UK Can Walk Away From Brexit Talks If No Deal By Oct 15, Says Boris Johnson


09/08/2020




UK Can Walk Away From Brexit Talks If No Deal By Oct 15, Says Boris Johnson
Britain could walk away from the Brexit talks within weeks, warned British Prime Minister Boris Johnson on Sunday and insisted that a no-deal Brexit would be a "good outcome for the U.K.". These comments came just prior to a crucial round of talks between Britain and the European Union on Britain’s divorce from the bloc.
 
A Brexit deal was only possible if negotiators of the EU are prepared to "rethink their current positions", said Johnson even as talks are currently in a deadlocked.
 
Britain has been accused by the EU of not negotiating seriously.
 
Britain officially left the 27-nation EU on January 31, after about three and half years after the country voted on the divorce with a very slender margin of Britons opting to get out of the EU after remaining with it for more than four decades. An 11 month period of transition for the actual setting in of Brexit will end on December 31 after which no benefits of the single market and customs union of the EU will be available to Britain without a free trade agreement.
 
In case of a no-deal Brexit, trade between the two parties will be carried out according to the rules and regulations and tariff of the World Trade Organization (WTO).
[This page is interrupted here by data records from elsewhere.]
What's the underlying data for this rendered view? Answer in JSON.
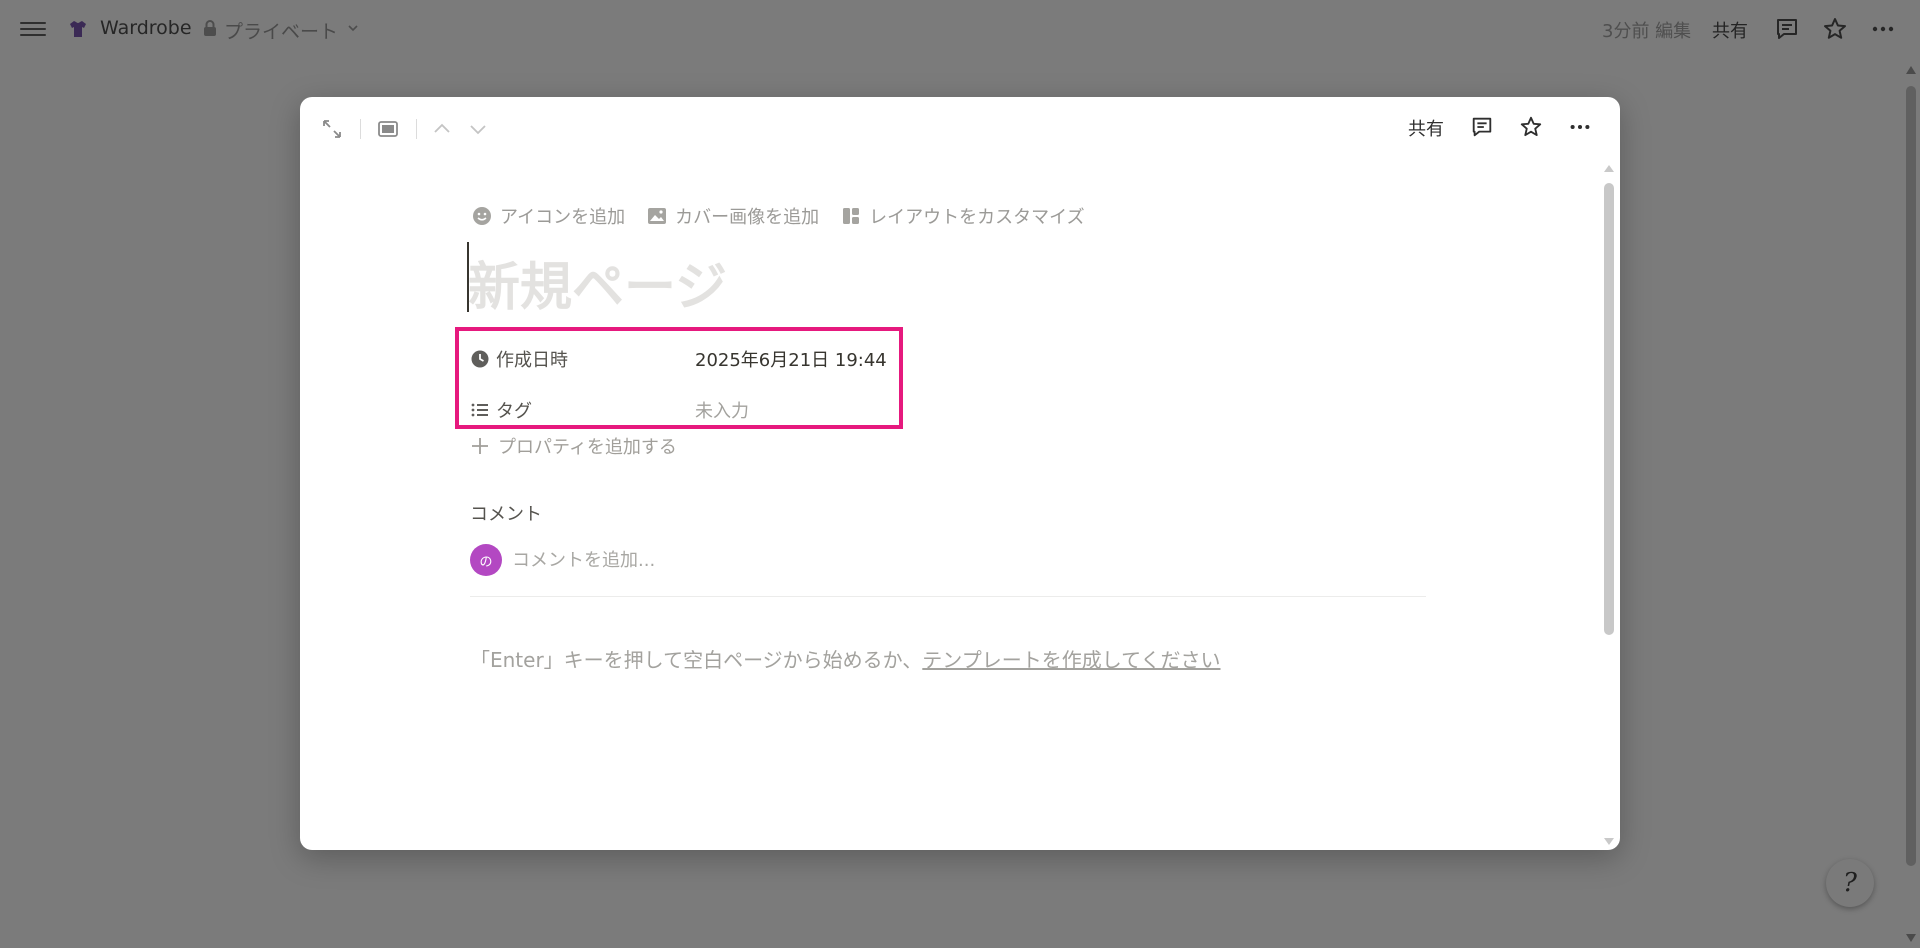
{
  "topbar": {
    "workspace_name": "Wardrobe",
    "privacy_label": "プライベート",
    "edited_label": "3分前 編集",
    "share_label": "共有"
  },
  "modal": {
    "share_label": "共有",
    "page_actions": {
      "add_icon": "アイコンを追加",
      "add_cover": "カバー画像を追加",
      "customize_layout": "レイアウトをカスタマイズ"
    },
    "title_placeholder": "新規ページ",
    "properties": [
      {
        "icon": "clock-icon",
        "label": "作成日時",
        "value": "2025年6月21日 19:44",
        "empty": false
      },
      {
        "icon": "list-icon",
        "label": "タグ",
        "value": "未入力",
        "empty": true
      }
    ],
    "add_property_label": "プロパティを追加する",
    "comments": {
      "heading": "コメント",
      "avatar_initial": "の",
      "placeholder": "コメントを追加..."
    },
    "empty_hint": {
      "text": "「Enter」キーを押して空白ページから始めるか、",
      "link": "テンプレートを作成してください"
    }
  },
  "help_button": {
    "glyph": "?"
  },
  "colors": {
    "highlight": "#e6197e",
    "avatar": "#b348c2",
    "overlay": "#7b7b7b"
  }
}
That will b a blow to the UK as the EU is its biggest trading partner.
 
Even if Britain had “a trading arrangement with the EU like Australia's", the country would "prosper mightily", Johnson said.
 
Negotiators of the two sides - British chief negotiator David Frost and his counterpart Michel Barnier, are slated to hold talks on a possible deal this week itself, which will be the eighth round of talks between the two parties over Brexit. 
 
State aid to industries and the access for European boats to U.K. fishing waters are the two key sticking points in the negotiations. The EU wants to ensure a "level playing field" for competition so that EU’s environmental or workplace standards are not undercut by British firms and the UK government is not able to provide government subsidies for its industries. 
 
The EU has been accused by Britain of imposing certain conditions in the possible agreement that it has not included in its trade agreements with other countries such as in the one with Canada.
 
Britain was "not going to compromise on the fundamentals of having control over our own laws", Frost told the Mail newspaper on Sunday. "We are not going to accept level playing field provisions that lock us in to the way the EU do things," he said.
 
In order to allow for its member countries to approve of any deal with Britain as well as legal vetting before prior to the end of the transition period, any deal on Brexit needs to be completed by November, the EU has said.
 
Saying that an agreement needed to be sealed by an EU summit scheduled for October 15, Johnson cut that deadline even shorter.
 
"If we can't agree by then, then I do not see that there will be a free trade agreement between us, and we should both accept that and move on," he said.